Stealing all your firm’s secrets

These days, you don’t need to sit outside in a van with your headphones on, listening to static for an hour before the battery runs out and the tape recorder gives a tell-tale clunk.

Tiny matchbox-sized gadgets are now capable of transmitting audio and video for hours on end to the other side of the world.

Not only that, but we are all constantly connected to the internet via mobile phones and computers, and happily share details of our work and home life on social media – all valuable information for spies.

For experts like Alex Bomberg, whose company International Intelligence provides counter espionage services to large organisations, the result is that the threats to company security are now almost too many to count.

He is casting his eye over one corporate head office to demonstrate the kind of things he “sweeps” for when giving security advice.

The organisation doesn’t want to be named – no-one is keen to have their security weaknesses pointed out publicly. Despite having identity passes and security guards, the company is still vulnerable, he says.

Traditional vulnerabilities, such as sensitive documents casually thrown into the bin or poorly paid cleaning and security staff being bribed to steal secrets, are now being amplified by technology.

Almost every meeting room is furnished with a conference phone that could be hacked. Anyone with a portable memory stick and a few minutes at a work station could download vast amounts of data or upload a virus. If you chuck out an old photocopier these days, the hard drive can hold years of stored data.

And corporate spies are continually developing new tech-based tricks.

“You pre-load a USB [memory] stick [with malware], and leave it where someone will find it,” says Mr Bomberg. “It’s human nature to wonder whose it is… especially if it says Accounts or HR on it.”

And then there’s the smartphone.

“They are very, very dangerous things,” he says. “You are bringing basically a transmitting device into a building.”

We are all effectively carrying the perfect James Bond gadget in our pockets.

“A lot of the larger companies now are creating sterile areas in which to hold a meeting. You can’t even take your mobile phone in, which is very good practice, because what have we got on our phones? A microphone.”

When it comes to business travel, executives are routinely advised nowadays to check a hotel suite thoroughly for listening devices, not to leave their laptop unattended, and to shun public wi-fi networks.

‘They’re investigating you’

But the most effective corporate espionage attacks of recent times have relied as much on human frailty as technology.

Former FBI agent Eric O’Neill is National Security Strategist at the Washington-based cybersecurity company, Carbon Black.
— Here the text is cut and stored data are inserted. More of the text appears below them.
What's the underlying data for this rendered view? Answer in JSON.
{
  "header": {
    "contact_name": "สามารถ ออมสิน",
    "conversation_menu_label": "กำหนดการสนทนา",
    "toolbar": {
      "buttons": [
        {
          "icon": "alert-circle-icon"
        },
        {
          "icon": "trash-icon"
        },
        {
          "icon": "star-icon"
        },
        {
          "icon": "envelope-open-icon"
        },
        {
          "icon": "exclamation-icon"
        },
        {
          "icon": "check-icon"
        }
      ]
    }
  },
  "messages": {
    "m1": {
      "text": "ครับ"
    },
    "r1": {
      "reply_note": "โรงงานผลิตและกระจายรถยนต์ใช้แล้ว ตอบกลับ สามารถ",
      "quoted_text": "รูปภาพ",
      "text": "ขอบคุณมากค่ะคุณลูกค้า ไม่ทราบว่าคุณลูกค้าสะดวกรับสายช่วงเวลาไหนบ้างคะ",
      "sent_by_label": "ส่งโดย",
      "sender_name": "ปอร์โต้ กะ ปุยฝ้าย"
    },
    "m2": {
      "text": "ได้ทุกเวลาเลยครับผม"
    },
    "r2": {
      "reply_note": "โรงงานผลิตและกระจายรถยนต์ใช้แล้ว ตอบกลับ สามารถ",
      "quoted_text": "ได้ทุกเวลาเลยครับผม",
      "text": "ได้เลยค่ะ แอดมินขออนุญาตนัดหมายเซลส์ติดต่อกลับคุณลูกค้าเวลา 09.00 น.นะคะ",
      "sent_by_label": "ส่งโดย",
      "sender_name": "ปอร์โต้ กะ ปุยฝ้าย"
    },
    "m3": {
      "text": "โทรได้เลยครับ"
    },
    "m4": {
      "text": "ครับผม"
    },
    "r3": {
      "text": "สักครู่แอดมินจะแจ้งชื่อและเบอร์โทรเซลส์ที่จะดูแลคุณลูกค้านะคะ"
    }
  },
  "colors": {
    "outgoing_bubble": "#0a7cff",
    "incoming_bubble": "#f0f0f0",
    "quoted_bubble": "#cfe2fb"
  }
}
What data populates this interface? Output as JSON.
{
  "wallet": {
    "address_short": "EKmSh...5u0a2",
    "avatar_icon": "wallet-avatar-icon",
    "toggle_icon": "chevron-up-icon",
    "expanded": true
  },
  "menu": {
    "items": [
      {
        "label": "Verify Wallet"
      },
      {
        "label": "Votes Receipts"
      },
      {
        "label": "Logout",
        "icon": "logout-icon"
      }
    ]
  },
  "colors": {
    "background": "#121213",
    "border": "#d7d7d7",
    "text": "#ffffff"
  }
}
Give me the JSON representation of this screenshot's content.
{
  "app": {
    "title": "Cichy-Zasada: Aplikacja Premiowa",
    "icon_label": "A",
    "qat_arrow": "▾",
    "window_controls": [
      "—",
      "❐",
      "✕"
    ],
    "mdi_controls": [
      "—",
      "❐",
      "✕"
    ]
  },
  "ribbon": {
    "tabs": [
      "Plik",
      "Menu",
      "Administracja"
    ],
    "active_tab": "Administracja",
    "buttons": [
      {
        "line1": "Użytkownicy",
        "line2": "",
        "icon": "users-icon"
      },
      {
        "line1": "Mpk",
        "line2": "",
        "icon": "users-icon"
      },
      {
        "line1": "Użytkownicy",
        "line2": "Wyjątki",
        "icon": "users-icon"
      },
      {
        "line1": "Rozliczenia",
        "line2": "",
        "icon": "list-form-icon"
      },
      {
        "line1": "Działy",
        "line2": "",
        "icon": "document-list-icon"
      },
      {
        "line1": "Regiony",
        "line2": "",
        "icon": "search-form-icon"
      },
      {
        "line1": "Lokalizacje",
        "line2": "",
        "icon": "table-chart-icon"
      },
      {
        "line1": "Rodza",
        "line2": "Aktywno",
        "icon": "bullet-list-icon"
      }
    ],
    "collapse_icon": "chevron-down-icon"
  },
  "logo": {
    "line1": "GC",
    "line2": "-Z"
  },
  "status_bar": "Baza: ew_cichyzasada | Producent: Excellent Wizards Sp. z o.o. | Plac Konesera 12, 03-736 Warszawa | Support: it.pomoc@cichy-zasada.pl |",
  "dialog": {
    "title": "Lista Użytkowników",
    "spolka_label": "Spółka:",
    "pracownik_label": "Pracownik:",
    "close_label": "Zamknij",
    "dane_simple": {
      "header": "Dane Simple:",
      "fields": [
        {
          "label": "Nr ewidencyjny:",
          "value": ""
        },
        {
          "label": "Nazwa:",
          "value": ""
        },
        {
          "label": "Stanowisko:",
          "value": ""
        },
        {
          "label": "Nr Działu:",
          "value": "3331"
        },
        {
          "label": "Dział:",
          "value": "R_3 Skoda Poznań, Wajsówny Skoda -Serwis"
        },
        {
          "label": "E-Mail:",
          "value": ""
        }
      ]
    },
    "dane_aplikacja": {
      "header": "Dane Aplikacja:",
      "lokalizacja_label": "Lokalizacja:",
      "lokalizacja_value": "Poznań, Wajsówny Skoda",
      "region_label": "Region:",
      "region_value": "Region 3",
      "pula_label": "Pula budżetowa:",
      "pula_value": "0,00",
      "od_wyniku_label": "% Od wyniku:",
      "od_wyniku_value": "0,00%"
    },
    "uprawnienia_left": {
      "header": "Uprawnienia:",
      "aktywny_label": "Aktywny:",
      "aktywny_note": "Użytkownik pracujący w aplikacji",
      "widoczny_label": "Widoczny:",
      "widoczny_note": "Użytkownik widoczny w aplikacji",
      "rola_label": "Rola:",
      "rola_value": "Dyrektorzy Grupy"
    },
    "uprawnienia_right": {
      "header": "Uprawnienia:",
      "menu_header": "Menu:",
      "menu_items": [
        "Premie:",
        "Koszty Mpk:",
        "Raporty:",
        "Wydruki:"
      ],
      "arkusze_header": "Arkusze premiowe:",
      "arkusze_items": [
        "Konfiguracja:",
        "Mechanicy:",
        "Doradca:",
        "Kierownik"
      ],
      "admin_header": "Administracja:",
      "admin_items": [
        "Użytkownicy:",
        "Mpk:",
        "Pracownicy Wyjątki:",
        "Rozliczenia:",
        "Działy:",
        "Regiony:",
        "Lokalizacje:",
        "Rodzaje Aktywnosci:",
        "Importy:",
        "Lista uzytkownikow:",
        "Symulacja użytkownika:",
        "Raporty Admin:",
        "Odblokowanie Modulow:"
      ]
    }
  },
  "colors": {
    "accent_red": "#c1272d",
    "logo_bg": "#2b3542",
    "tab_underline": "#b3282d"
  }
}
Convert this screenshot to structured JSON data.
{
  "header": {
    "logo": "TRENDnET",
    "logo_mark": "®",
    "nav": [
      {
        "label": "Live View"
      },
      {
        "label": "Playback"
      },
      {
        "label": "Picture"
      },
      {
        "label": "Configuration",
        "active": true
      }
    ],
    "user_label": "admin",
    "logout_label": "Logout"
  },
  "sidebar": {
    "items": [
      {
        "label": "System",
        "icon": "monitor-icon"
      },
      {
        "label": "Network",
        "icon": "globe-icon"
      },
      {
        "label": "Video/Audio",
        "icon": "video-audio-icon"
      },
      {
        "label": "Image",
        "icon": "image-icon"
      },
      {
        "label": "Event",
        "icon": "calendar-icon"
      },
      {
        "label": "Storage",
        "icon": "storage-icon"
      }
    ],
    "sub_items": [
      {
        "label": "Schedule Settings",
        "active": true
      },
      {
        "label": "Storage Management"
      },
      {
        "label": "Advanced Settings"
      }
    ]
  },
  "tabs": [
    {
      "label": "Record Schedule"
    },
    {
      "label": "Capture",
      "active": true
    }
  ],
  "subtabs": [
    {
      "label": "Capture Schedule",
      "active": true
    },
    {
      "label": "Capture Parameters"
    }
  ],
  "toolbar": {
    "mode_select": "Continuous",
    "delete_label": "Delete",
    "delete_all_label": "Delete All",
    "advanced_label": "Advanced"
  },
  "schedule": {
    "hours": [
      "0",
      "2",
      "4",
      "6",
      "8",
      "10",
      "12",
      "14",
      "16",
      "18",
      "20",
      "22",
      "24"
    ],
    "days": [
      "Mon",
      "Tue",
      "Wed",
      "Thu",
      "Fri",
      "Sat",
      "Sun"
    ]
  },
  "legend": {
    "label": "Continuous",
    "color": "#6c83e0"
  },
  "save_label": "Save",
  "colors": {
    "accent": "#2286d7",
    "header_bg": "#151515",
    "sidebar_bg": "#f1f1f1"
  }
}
He says the race between virus and antivirus software has reached a stalemate – the new battleground is personal.

“Today, attackers are using sophisticated, ‘spear-phishing’ attacks,” says Mr O’Neill.

 

These are emails that have been carefully tailored to chime in with your own interests and experiences, using personal details gleaned about you from social media and elsewhere.

“They’re investigating you,” he says. “They’re learning about an individual and putting together emails that people will click on.”

The email might suggest your local golf shop is having a sale, for example, or that the renovation work on your office building is near completion. The aim is usually to entice you to click on a link containing malware.

In 2014, the US accused five Chinese military officers of spying on US industrial giants – including Alcoa, Solarworld, US Steel and Westinghouse – by sending emails that appeared to come from executives within the company, the US indictment said.